= EuropaCity =

EuropaCity was a French planned development outside Paris, initially scheduled to open in 2027. It was a joint project by the French real estate company Immochan and the Chinese investment company Dalian Wanda. It was introduced to the public as a planned 800,000 square metre cultural, recreational, and retail development to be located in the Triangle de Gonesse in Ile-de-France north of Paris. The main purpose of the project was to combine dense urban development with open space. The international invited competition for its design was won by the architectural group Bjarke Ingels Group, announced in spring 2013.
Due to controversies on the project's environmental sustainability and local opposition, the French government withdrew its support on 8 November 2019, and the project was abandoned.

==Location==
The project location was in the northern suburbs outside of Paris, in Triangle de Gonesse. While the region is currently largely agricultural, it also falls along the route from the Charles de Gaulle Airport to Paris and is, therefore, an area that attracts a heavy amount of traffic. The creation and implementation of EuropaCity would have taken place as part of a wider development known as the Triangle de Gonesse urban project or the Triangle de Gonesse development project.

The purpose of this development was to provide a connection between urban Paris, the suburbs, and the surrounding farmland. The ideal project design is one that seeks to facilitate and foster the connections between these diverse, but interdependent areas through the creation of a dense, urban development Additionally, the development will seek to combine the efficiency of the urban setting with the healthfulness of country living.

==Design competition==
The design of EuropaCity was awarded through an international invited competition limited to four international architectural teams: Bjarke Ingels Group (Denmark), Manuelle Gautrand (France), Snøhetta (Norway), and Valode & Pistre (France).

The decision process consisted of two phases. The first aspect considered how well each group accounted for an inclusion of EuropaCity within the greater area of Roissy-en-France and within the public development project already taking place in and around Gonesse. The second stage focused more directly on the architectural sketch itself.

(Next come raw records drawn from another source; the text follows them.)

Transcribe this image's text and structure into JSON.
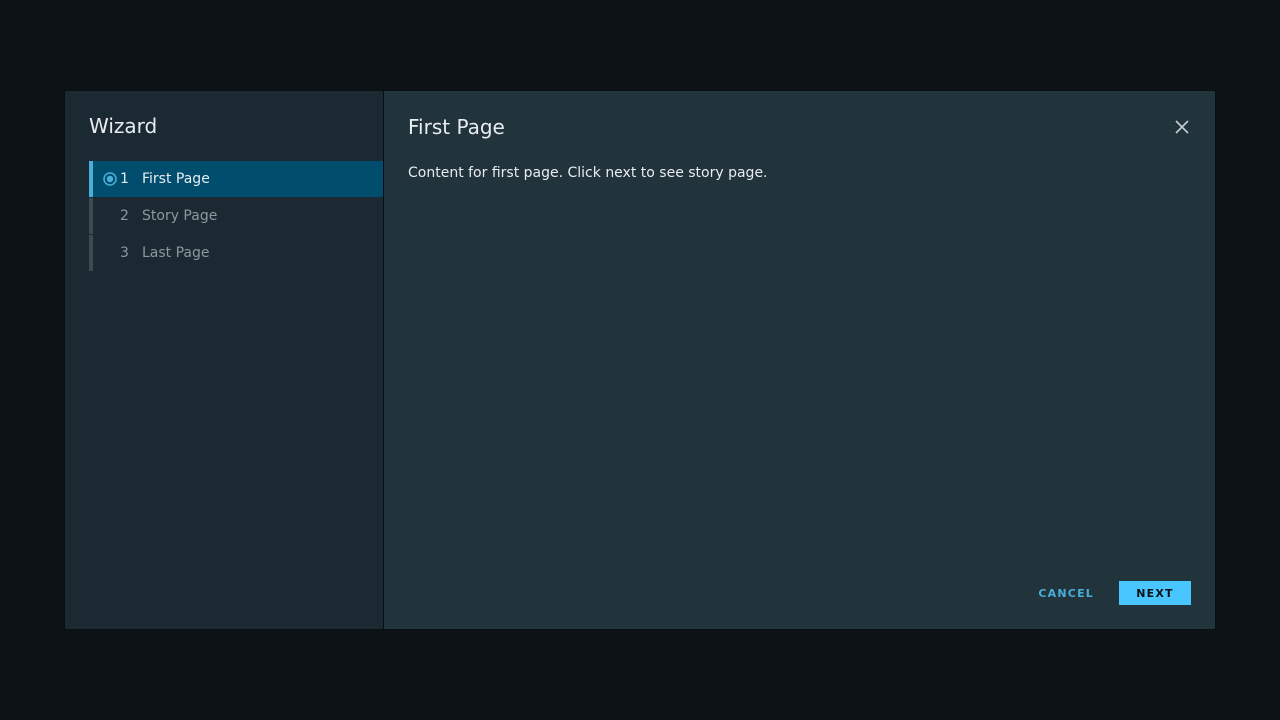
{
  "wizard": {
    "title": "Wizard",
    "steps": [
      {
        "number": "1",
        "label": "First Page",
        "active": true
      },
      {
        "number": "2",
        "label": "Story Page",
        "active": false
      },
      {
        "number": "3",
        "label": "Last Page",
        "active": false
      }
    ]
  },
  "page": {
    "title": "First Page",
    "content": "Content for first page. Click next to see story page."
  },
  "footer": {
    "cancel_label": "CANCEL",
    "next_label": "NEXT"
  },
  "icons": {
    "close": "close-icon",
    "step_current": "radio-dot-icon"
  },
  "colors": {
    "accent": "#49afd9",
    "primary_button": "#49c5ff",
    "active_step_bg": "#004d6e"
  }
}
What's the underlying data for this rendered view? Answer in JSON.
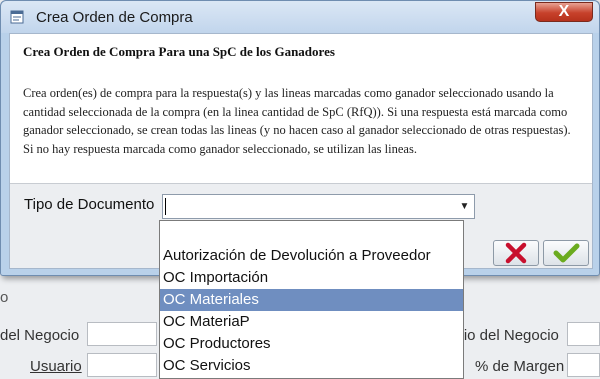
{
  "background": {
    "label_negocio_left": "del Negocio",
    "label_usuario": "Usuario",
    "label_negocio_right": "icio del Negocio",
    "label_margen": "% de Margen",
    "left_fragment": "o"
  },
  "dialog": {
    "title": "Crea Orden de Compra",
    "close_label": "X",
    "heading": "Crea Orden de Compra Para una SpC de los Ganadores",
    "description": "Crea orden(es) de compra para la respuesta(s) y las lineas marcadas como ganador seleccionado usando la cantidad seleccionada de la compra (en la linea cantidad de SpC (RfQ)). Si una respuesta está marcada como ganador seleccionado, se crean todas las lineas (y no hacen caso al ganador seleccionado de otras respuestas). Si no hay respuesta marcada como ganador seleccionado, se utilizan las lineas.",
    "field_label": "Tipo de Documento",
    "field_value": "",
    "cancel_icon": "red-x-icon",
    "ok_icon": "green-check-icon"
  },
  "dropdown": {
    "options": [
      "",
      "Autorización de Devolución a Proveedor",
      "OC Importación",
      "OC Materiales",
      "OC MateriaP",
      "OC Productores",
      "OC Servicios"
    ],
    "selected_index": 3
  },
  "colors": {
    "selection": "#6f8ec0",
    "titlebar": "#c1d5ec",
    "close": "#c7412b"
  }
}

Two presentations were given during the span of time that the competition endured, the first at the Maison de l’Architecture in Ile-de-France in October 2012 and the second in the cultural space in Gonesse Coulanges between December 2012-February 2013.

==Controversies==
In March 2011, the collective for the Gonesse Triangle created itself following the EuropaCity announcement after considering it a GPI Grand Projet Inutile, translated literally Great Useless Project. It accounts fifteen NGOs, four of them department — Les Amis de la Terre Val-d'Oise, Environnement 93, MNLE 93 et Val-d'Oise Environnement — and has received the support of FNE Île-de-France

==Planned design==
The winning design for EuropaCity is centered on the vision of "urban form that combines dense city and open landscapes". Bjarke Ingels Group's collaborators on the project include architectural firms Tess, Transsolar, Base, Transitec, and Michel Forgue. EuropaCity is set to be the "largest cultural, commercial, and leisure destination in Europe". This enormous development will cost around $2 billion to construct and will consist of somewhere around 500 shops, hotels, amusement parks, and a water and snow recreational facility. It is estimated that the development will lead to the creation of at least 17,500 permanent jobs and will attract up to 30 million visitors per year.

BIG’s design aims to have all activity surrounding the main theme of celebrating Europe's diversity through the experience of urban life and cultures. The surrounding living space will be connected to the dense, urban fabric of EuropaCity. To attract maximal numbers of visitors, the development will be serviced by the RER, the rapid transit system in France that services Paris and its surrounding suburbs. Overall, EuropaCity will serve as a means to examine the urban and natural potential of the space.

All services, recreation, and commerce will be organised along a pedestrian walkway that forms a continuous loop. The continuous, circular walkway is simplistic and will allow pedestrians to take in the full scope of the city. Additionally, all of the interwoven, curvilinear walkways are designed to mimic the intimacy of Paris streets. The development will consist entirely of dense, urban, multi-use space that encompasses a "mix of shopping, entertainment, and cultural activities". Aside from the RER services bringing people to and from the city, a public bicycle system and electric buses will provide quick and efficient transportation within the city itself.

The roof is designed to be a landscape of green park space complete with valleys and ridges, a result of abiding by the zoning codes and height restrictions that vary across the area. Not only will the green roof provide scenic views of the Parisian skyline, but it will also serve a number of functional services. It will provide insulation, treat grey water, and infiltrate rainwater for use in the city. This green roof will serve to epitomize the sustainability ideals and public leisure space that EuropaCity is all about.